The exhibition ran for two months and featured exhibits from 325 participants from around the world. They showed off the latest in computer graphics and some early computer-composed music. There were robots and drawing machines and the first computer sculpture. The exhibition was the first of its kind in Britain and the curator Jasia Reichardt wrote that it showed how “man can use the computer and new technology to extend his creativity and inventiveness.”
It was in this vein and to mark this groundbreaking exhibition that we the then-New Media Department, ICA curated and produced What Do You Want To Do With It? a month-long festival in 2001 exploring all aspects of digital technology.

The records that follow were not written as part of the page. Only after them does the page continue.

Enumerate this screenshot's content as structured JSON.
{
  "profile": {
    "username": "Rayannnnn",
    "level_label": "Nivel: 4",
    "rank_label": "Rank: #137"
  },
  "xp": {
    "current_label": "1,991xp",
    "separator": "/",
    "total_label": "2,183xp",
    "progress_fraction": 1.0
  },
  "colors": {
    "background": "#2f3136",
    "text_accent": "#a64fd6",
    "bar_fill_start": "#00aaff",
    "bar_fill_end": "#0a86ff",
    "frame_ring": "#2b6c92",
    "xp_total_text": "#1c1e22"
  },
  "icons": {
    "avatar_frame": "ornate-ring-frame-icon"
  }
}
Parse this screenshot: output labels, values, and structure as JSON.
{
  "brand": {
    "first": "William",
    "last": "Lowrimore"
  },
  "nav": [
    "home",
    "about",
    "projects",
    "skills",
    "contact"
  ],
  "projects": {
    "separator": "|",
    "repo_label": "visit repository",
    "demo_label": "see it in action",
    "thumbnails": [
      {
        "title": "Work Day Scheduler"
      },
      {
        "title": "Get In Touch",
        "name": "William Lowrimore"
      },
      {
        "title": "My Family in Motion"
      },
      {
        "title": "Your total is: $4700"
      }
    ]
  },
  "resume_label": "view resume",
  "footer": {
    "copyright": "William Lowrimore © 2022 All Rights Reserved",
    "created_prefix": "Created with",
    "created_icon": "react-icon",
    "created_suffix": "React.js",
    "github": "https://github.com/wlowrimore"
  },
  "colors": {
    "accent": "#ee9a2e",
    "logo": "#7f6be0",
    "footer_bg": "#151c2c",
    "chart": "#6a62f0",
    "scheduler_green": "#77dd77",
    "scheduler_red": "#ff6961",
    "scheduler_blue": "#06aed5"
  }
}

Digital technology has had a profound effect on how we experience the world around us since 2001. In addition to allowing us to break social barriers, it has also brought us closer to notions of democratic curatorship by extending the art gallery, theatre and cinema to new spaces. However, the enthusiasm surrounding the role emerging technologies can and will play in the world is not shared by all. In some ways, this was less apparent just after the turn of the new Millenium.
Sponsored by the then two major companies in the growing network and telecommunications industry, Motorola and network systems company SUN Microsystems and gaming industry newcomer Sony. What Do You Want To Do With It? brought together major international artists and digital media specialists Tim Etchells, Mike Figgis, Digista NHK, Tsai Ming Ling, British Interactive Media Association and Digit. John Meada and MIT and Mark Amerika, two of the pioneers of digital and net art, were in residence for the duration of the festival.
Across a programme of art commissions, installations, artist in residencies, exhibitions, talks, and moving image and supporting programme including website, games, kiosks, video and text messaging events saw over 60,000 people visit the exhibition that explored new technologies and emerging internet culture.